The repeal of the U.S. military's "don't ask, don't tell" policy was hailed by lesbian, gay, bisexual and transgender (LGBT) activists as a supreme victory for the Obama administration in September. But now, those outraged by the repeal say they are further angered by the revision of yet another military technicality, albeit one that is considerably more obscure.

As Stars and Stripes is reporting, White House and Pentagon officials have fielded uncomfortable queries on whether they are working to decriminalize sex with animals as part of efforts to update the Uniform Code of Military Justice (UCMJ).

Interestingly, Congress is reportedly poised to remove the only specific reference to bestiality in the UCMJ, though officials say its removal is merely a legal technicality and does not represent any fundamental change for servicemembers and, by extension, service animals, the publication reports. "The department's position on this issue remains unchanged and that act remains illegal," defense spokesman Lt. Col Todd Breasseale is quoted as saying.

The text in question to be repealed reads:

a) Any person subject to this chapter who engages in unnatural carnal copulation with another person of the same or opposite sex or with an animal is guilty of sodomy.
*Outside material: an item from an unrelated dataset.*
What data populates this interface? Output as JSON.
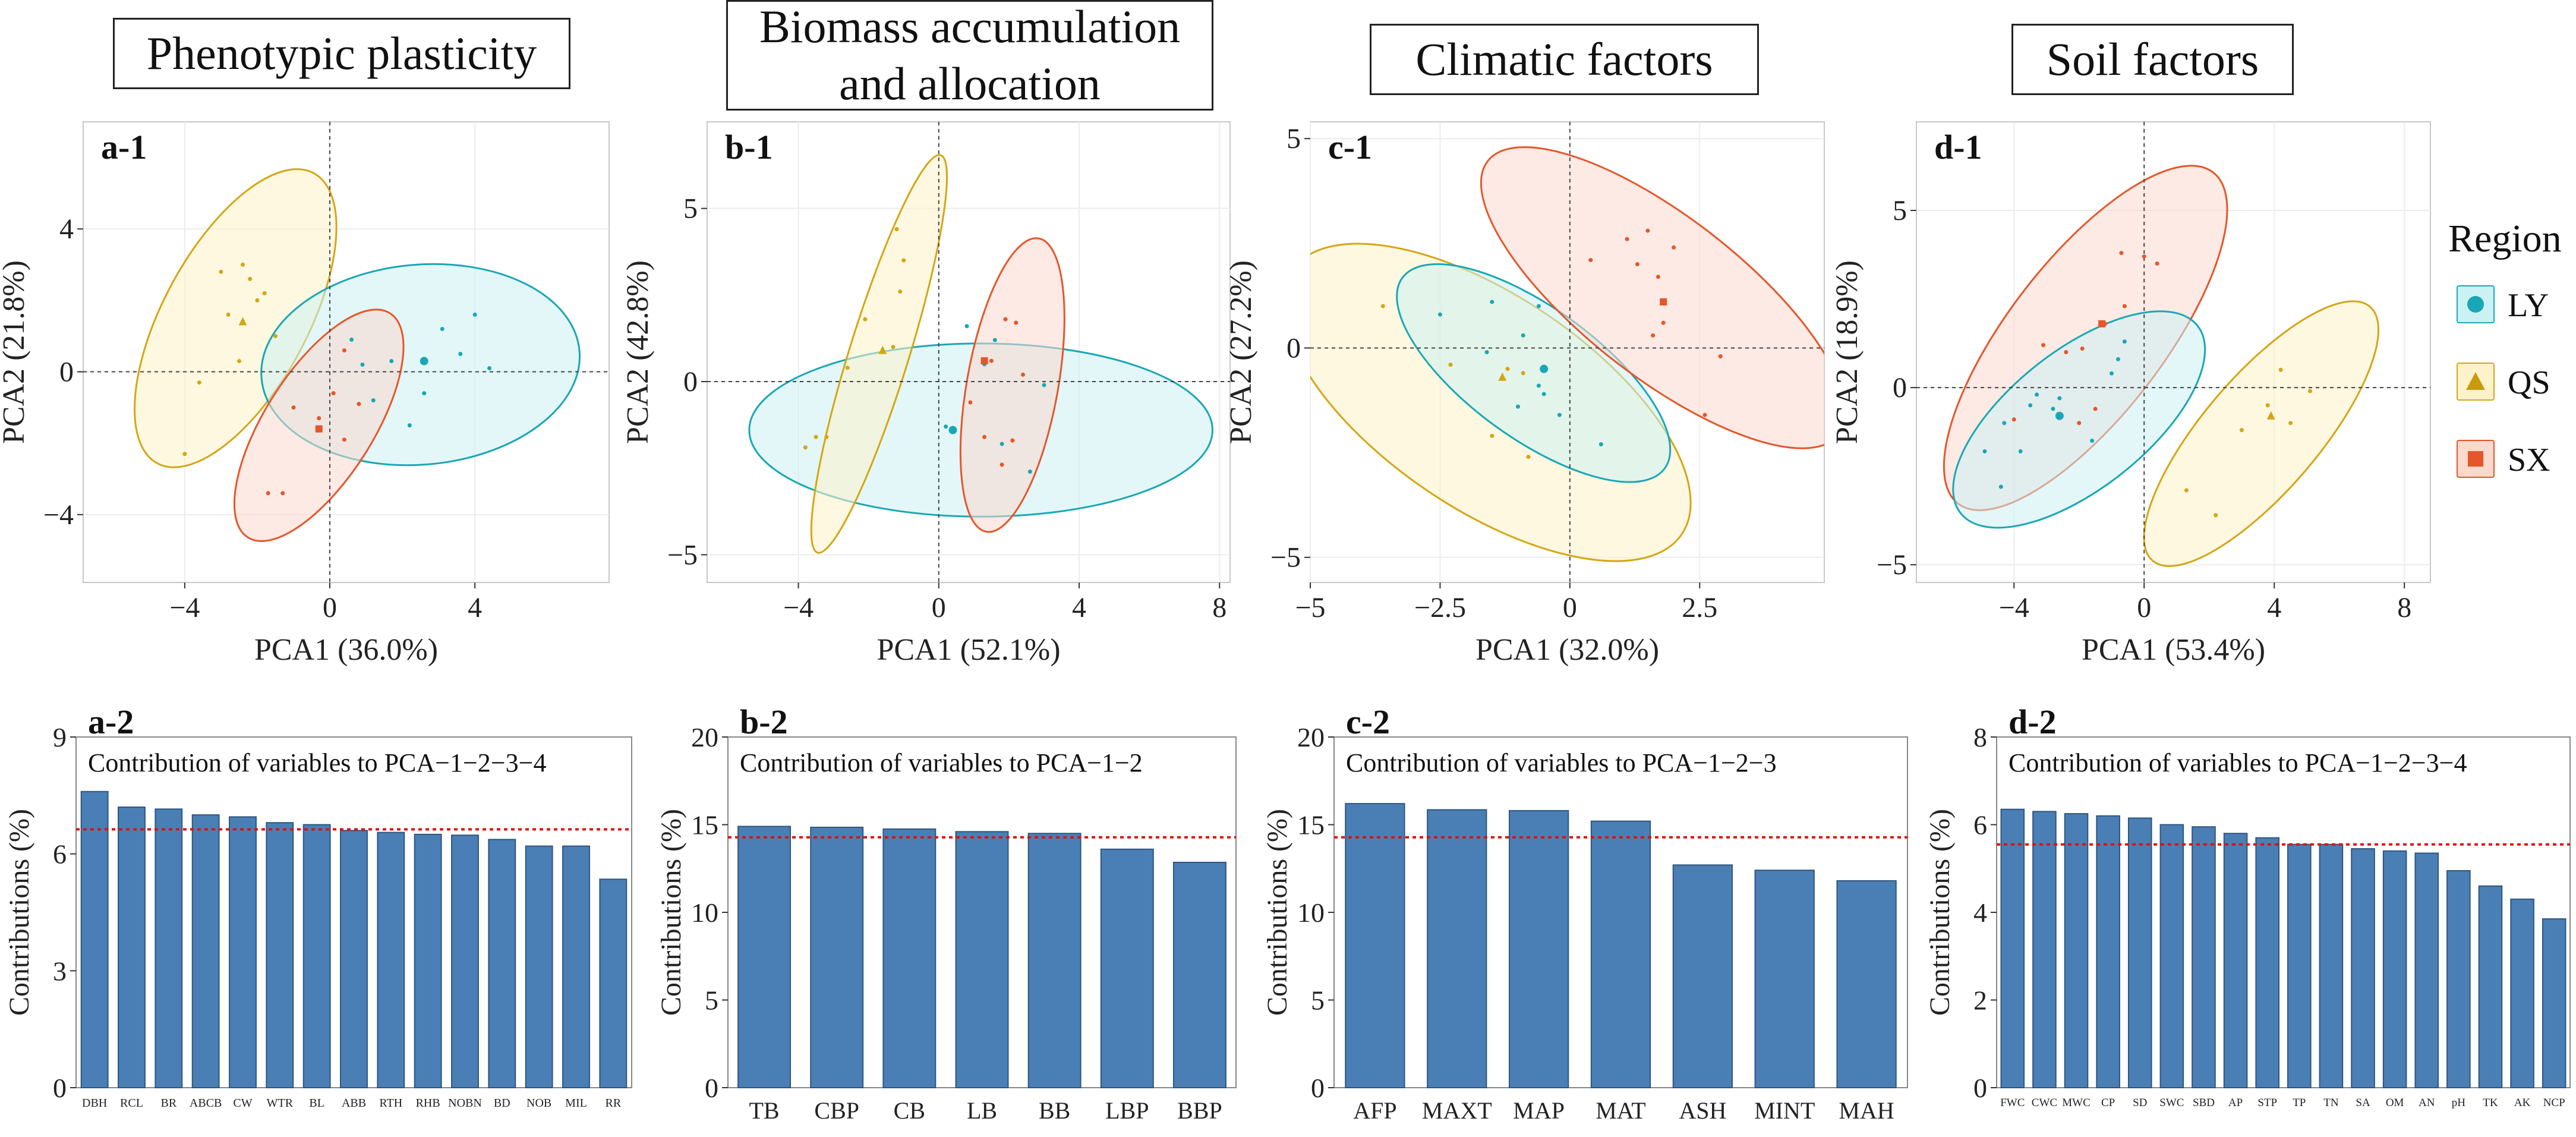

Penetration, however slight, is sufficient to complete the offense.
(b) Any person found guilty of sodomy shall be punished as a court-martial may direct.

Among those who expressed their distaste in the removal were members of the People for the Ethical Treatment of Animals (PETA), who allege White House officials are not considering the seriousness of the matter. "Our office has been flooded with calls from Americans who are upset that this ban has been repealed -- and for good reason," officials wrote in a letter to White House Press Secretary Jay Carney, according to Politico. "As we outlined in the attached letter sent yesterday to the secretary of defense, animal abuse does not affect animals only -- it is also a matter of public safety, as people who abuse animals very often go on to abuse human beings."

Not surprisingly, conservative pundits were also among the dissenting voices. Having already slammed the Obama administration for "using the military to advance [its] radical social agenda," Family Research Council President Tony Perkins told CNSNews.com, "Well, whether it was inadvertent or not, they have also taken out the provision against bestiality. So now, under the Uniform Code of Military Justice (UCMJ), there’s nothing there to prosecute bestiality."